Last month, the parliament approved the law ratifying the agreement between Rwanda and Russia on cooperation in the construction of the centre for nuclear science and technology on the Rwandan territory.

This paves the way for the government to start the work aimed at establishing the centre.

The Government will now start conducting a technical and economic feasibility study of the centre, according to the Ministry of Infrastructure.

The key major outcomes of the feasibility study will include the detailed specifications of the intended laboratories, environmental impact assessment report, and respective costs breakdowns.

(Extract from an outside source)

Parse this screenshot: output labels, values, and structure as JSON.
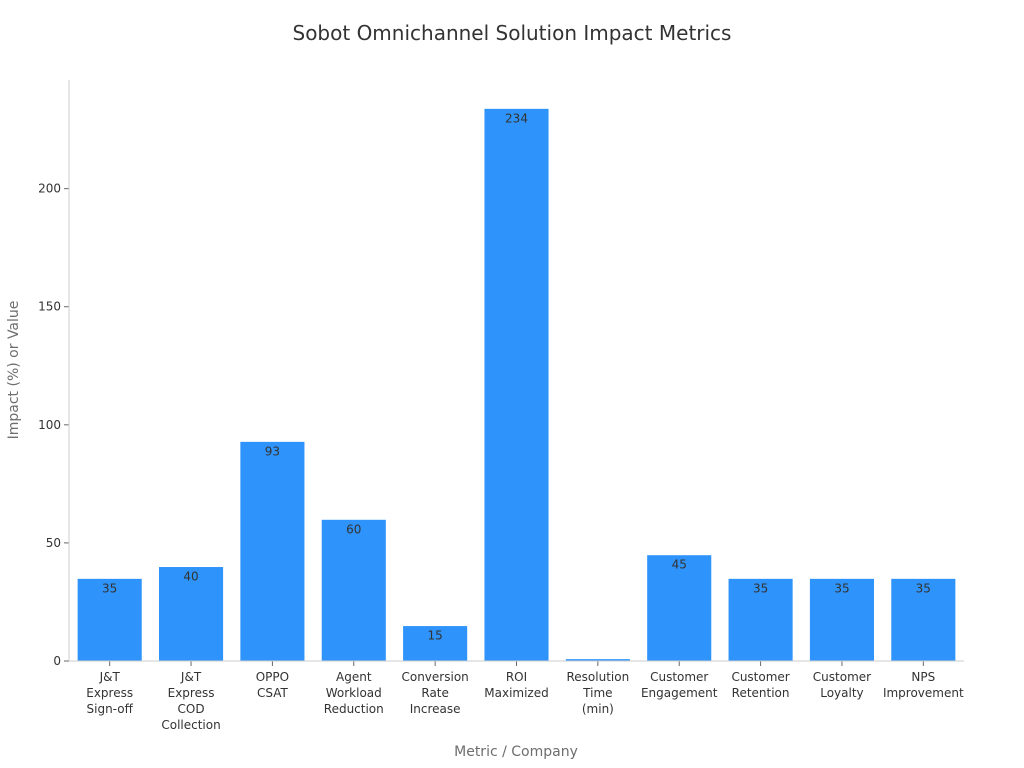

That long process will also involve economic and financial analysis and a road map of the implementation of the project.

“The objective is to have the Centre for Nuclear Science and Technology by 2024,” an emailed response from the Ministry read. “But of course, this will depend on the outcomes of the feasibility study results.”

Rwanda and Russia entered agreement to establish the nuclear centre last year in October at the Russia-Africa Summit in Sochi.

The centre would enable Rwanda to develop nuclear energy solutions that would advance several sectors of the country’s economy especially agriculture, health, education, sciences and industry.

Rwanda chose six areas where such applications can be made including nuclear medicine, research reactor laboratory complex, and multipurpose radiation especially in agriculture, education, radiobiology, and material science.

The Russian State-owned nuclear group ROSATOM is facilitating the government in the process of the establishment of the centre, which will be financed by the Rwandan government.

The International Atomic Energy Agency (IAEA) requires member states that are intending to engage in nuclear energy development to have an institution responsible for nuclear energy use for peaceful purposes.

The Government will, therefore, establish an independent institution responsible for the centre.